自分たちといたときとは違う安心しきった笑顔を浮かべる湊に、清志の機嫌はさらに下がった。

「なあ。」
「?」

機械の上から、挑発的に見下ろす清志。

「勝負しようぜ。選曲はお前らに譲るからよ。」
「はあ?」
「裕也、変われ。」

一番奥の機械へ清志が詰める。

「そっち2人でいいわ。俺が勝ったら、湊置いてけ。」
「あ゛ぁ?」

ぎろりと睨み返す笠松。
「勝つ自信がないのか?」という安い挑発に乗った黄瀬が、隣にいた小堀へ自分の荷物と上着を預ける。

「1台は俺でいいっすよね。」
「ああ。」
「やってや(れ)、黄瀬!」
「もう1台は――…」
「俺が行きます。」

真剣な表情で名乗りをあげたのは、意外にも中村だった。

「中村、?」
「おい、勝てるのか?」
「必ず勝ちます。」

いつもは冷静に外から事の運びを分析するタイプの中村。
こういう事はなによりも避けて通りたいはずだ。

「…よし、頼んだぞ中村。」
「任せてください。」

いつになく勝気な後輩2人に、湊の行く末は託された。

慣れた手つきでタッチパネルを触る黄瀬。
どうやら、経験者らしい。
中村はじっと選曲を任せて立っていた。

≪さあ、Let′s Dancing!≫

機械の放つ高い声に、3人はスタートの姿勢を合わせた。

◇◆◇◆◇◆◇◆◇◆

「本当に今日はありがとうございました。」
「いや、こちらこそ。少しの時間だったが楽しかったよ。」
「兄たちがご迷惑をおかけしますが、よろしくお願いします。」
「本当、できた妹だよ湊ちゃんは。」

兄貴とは大違いだな、と横で中村にメンチを切っている清志を見て笑う。

「では、また。」
「ああ、またな。」

手を振って秀徳の6人を送り出してから、7人も歩き出す。

「いやあ、接戦だったな。

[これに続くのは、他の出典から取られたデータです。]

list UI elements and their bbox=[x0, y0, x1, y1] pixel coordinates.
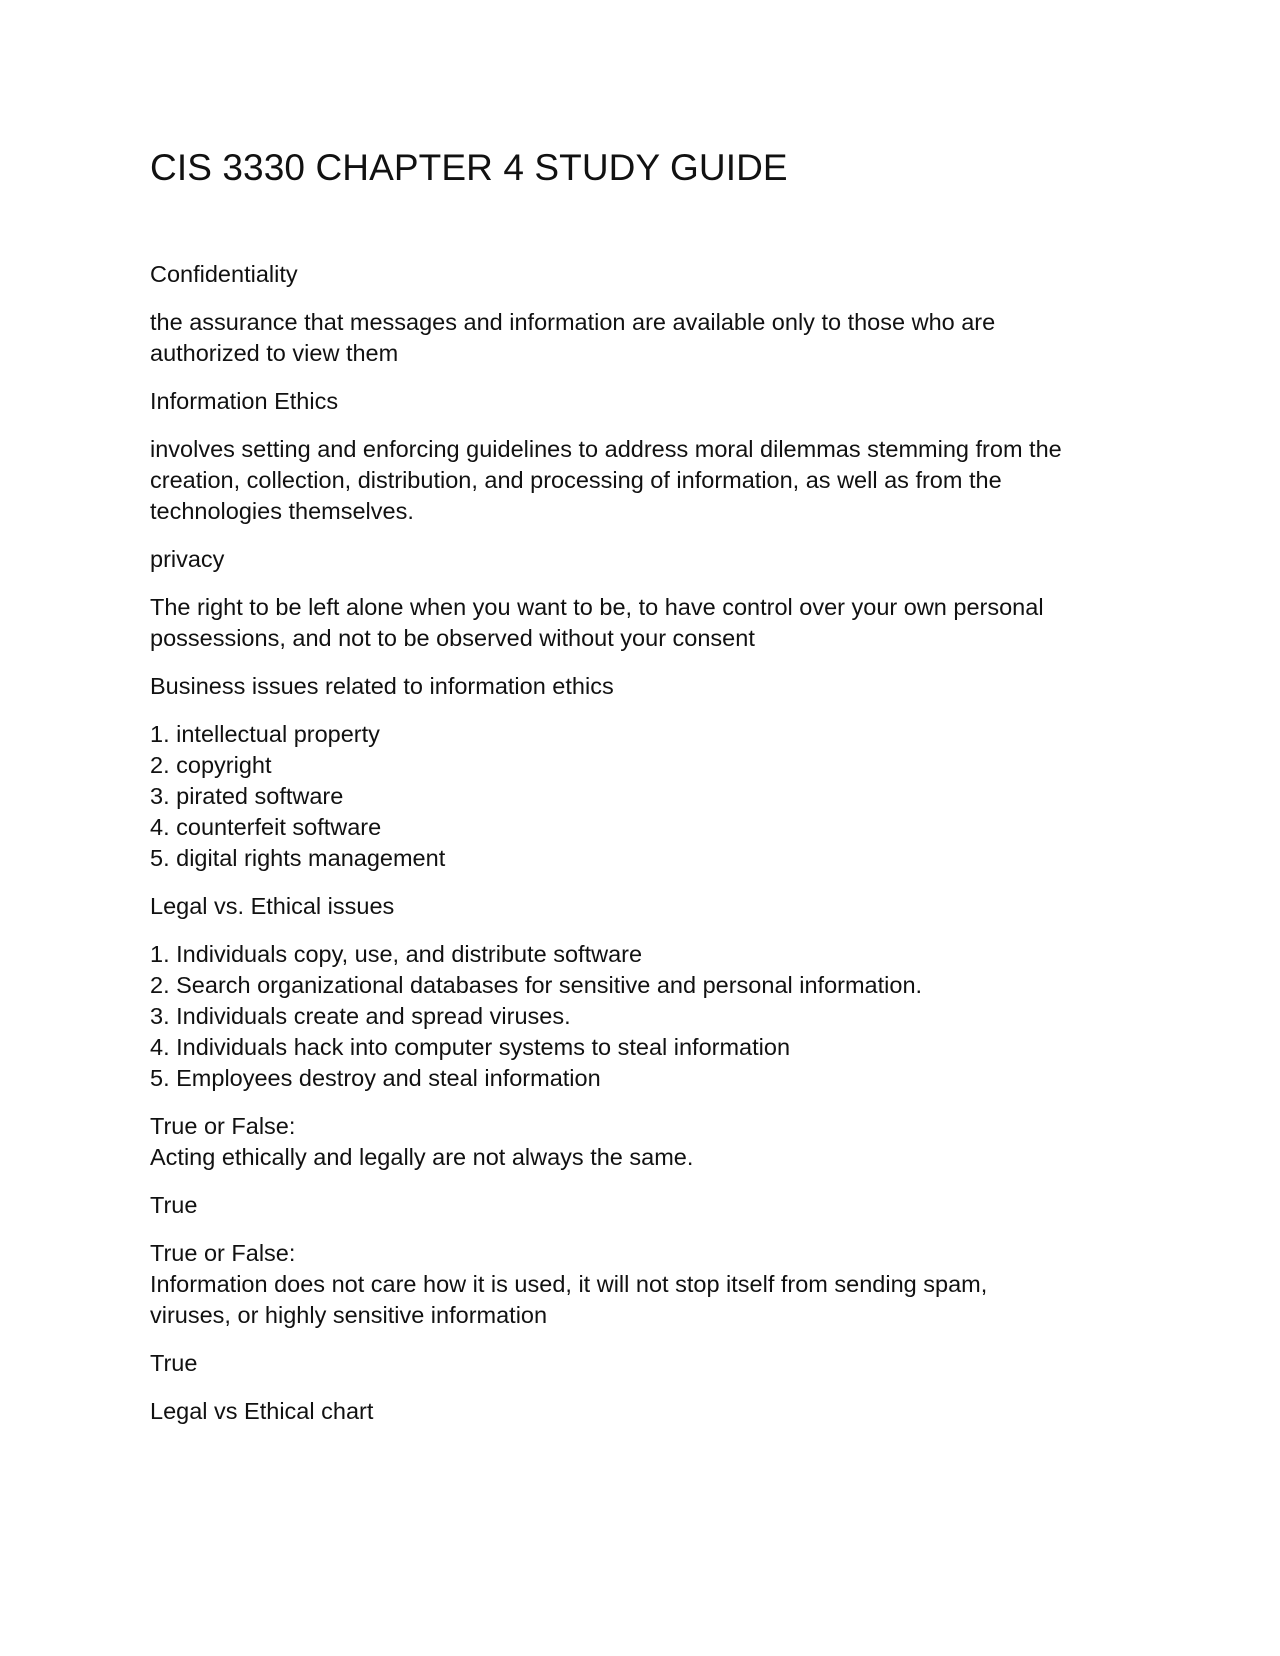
text-line: The right to be left alone when you want to be, to have control over your own personal bbox=[150, 594, 1044, 620]
list-item: 2. copyright bbox=[150, 752, 272, 778]
text-line: viruses, or highly sensitive information bbox=[150, 1302, 548, 1328]
term-confidentiality bbox=[150, 259, 1150, 290]
definition-confidentiality bbox=[150, 307, 1150, 369]
list-legal-vs-ethical-issues bbox=[150, 939, 1150, 1094]
list-business-issues bbox=[150, 719, 1150, 874]
list-item: 3. Individuals create and spread viruses. bbox=[150, 1003, 571, 1029]
document-body bbox=[150, 259, 1150, 1444]
question-true-false-2 bbox=[150, 1238, 1150, 1331]
text-line: involves setting and enforcing guidelines to address moral dilemmas stemming from the bbox=[150, 436, 1062, 462]
list-item: 3. pirated software bbox=[150, 783, 344, 809]
text-line: True bbox=[150, 1192, 198, 1218]
text-line: True or False: bbox=[150, 1113, 296, 1139]
text-line: Business issues related to information ethics bbox=[150, 673, 614, 699]
text-line: privacy bbox=[150, 546, 225, 572]
term-legal-vs-ethical-issues bbox=[150, 891, 1150, 922]
list-item: 2. Search organizational databases for sensitive and personal information. bbox=[150, 972, 923, 998]
list-item: 4. counterfeit software bbox=[150, 814, 382, 840]
text-line: Information Ethics bbox=[150, 388, 339, 414]
text-line: Confidentiality bbox=[150, 261, 298, 287]
list-item: 5. Employees destroy and steal information bbox=[150, 1065, 601, 1091]
text-line: the assurance that messages and information are available only to those who are bbox=[150, 309, 996, 335]
list-item: 1. Individuals copy, use, and distribute software bbox=[150, 941, 643, 967]
list-item: 1. intellectual property bbox=[150, 721, 380, 747]
text-line: possessions, and not to be observed without your consent bbox=[150, 625, 755, 651]
text-line: authorized to view them bbox=[150, 340, 399, 366]
definition-privacy bbox=[150, 592, 1150, 654]
term-business-issues bbox=[150, 671, 1150, 702]
term-privacy bbox=[150, 544, 1150, 575]
term-legal-vs-ethical-chart bbox=[150, 1396, 1150, 1427]
definition-information-ethics bbox=[150, 434, 1150, 527]
term-information-ethics bbox=[150, 386, 1150, 417]
text-line: creation, collection, distribution, and processing of information, as well as from the bbox=[150, 467, 1002, 493]
text-line: True bbox=[150, 1350, 198, 1376]
answer-true-false-2 bbox=[150, 1348, 1150, 1379]
question-true-false-1 bbox=[150, 1111, 1150, 1173]
text-line: Legal vs Ethical chart bbox=[150, 1398, 374, 1424]
list-item: 5. digital rights management bbox=[150, 845, 446, 871]
text-line: Information does not care how it is used, it will not stop itself from sending spam, bbox=[150, 1271, 988, 1297]
text-line: True or False: bbox=[150, 1240, 296, 1266]
text-line: Acting ethically and legally are not always the same. bbox=[150, 1144, 694, 1170]
list-item: 4. Individuals hack into computer systems to steal information bbox=[150, 1034, 791, 1060]
answer-true-false-1 bbox=[150, 1190, 1150, 1221]
page-title: CIS 3330 CHAPTER 4 STUDY GUIDE bbox=[150, 147, 788, 188]
text-line: Legal vs. Ethical issues bbox=[150, 893, 395, 919]
text-line: technologies themselves. bbox=[150, 498, 414, 524]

」
「でも、まさか中村にあんな才能があったなんてな。」
「才能、というか…まあ、半分はまぐれですよ。」

黄瀬も奮闘したが清志の点数には及ばず、事実上2人の一騎打ちになっていた。
最後の最後終わるまで結果は分からず、最終採点が出るのをメンバーは固唾をのんでみていた。
僅差ではあったものの、中村は見事勝利をおさめ、湊を守り切ったのだった。

「いつもとのギャップやばかったぞ。」
「俺も思った。」
「ああいう激しいやつも踊れるんだな、お前。」

先輩たちに手放しに持て囃され、少し居辛そうにもごもごする中村。
少し下から湊に覗き込まれ、少しのけぞった。

「中村くん、かっこよかったよ。私もびっくりした。」
「あ、りがとう…」
「それは私のセリフだよ。私を兄から守ってくれてありがとう。」

くすくすとおかしそうに言う彼女の頭を、溜息交じりにゆるく撫ぜる。

「黄瀬くんも、ありがとうね。」
「湊さ〜ん…」
「惜しかったね。」

今度は彼女が黄瀬を撫でた。

別に彼女の兄だって、本気で言ったわけではないのも分かってる。
それでも、今ここに湊がいることにひどく安心している自分がいることも事実。

中村はまた困ったように溜息をついて、仲間たちと歩き出した。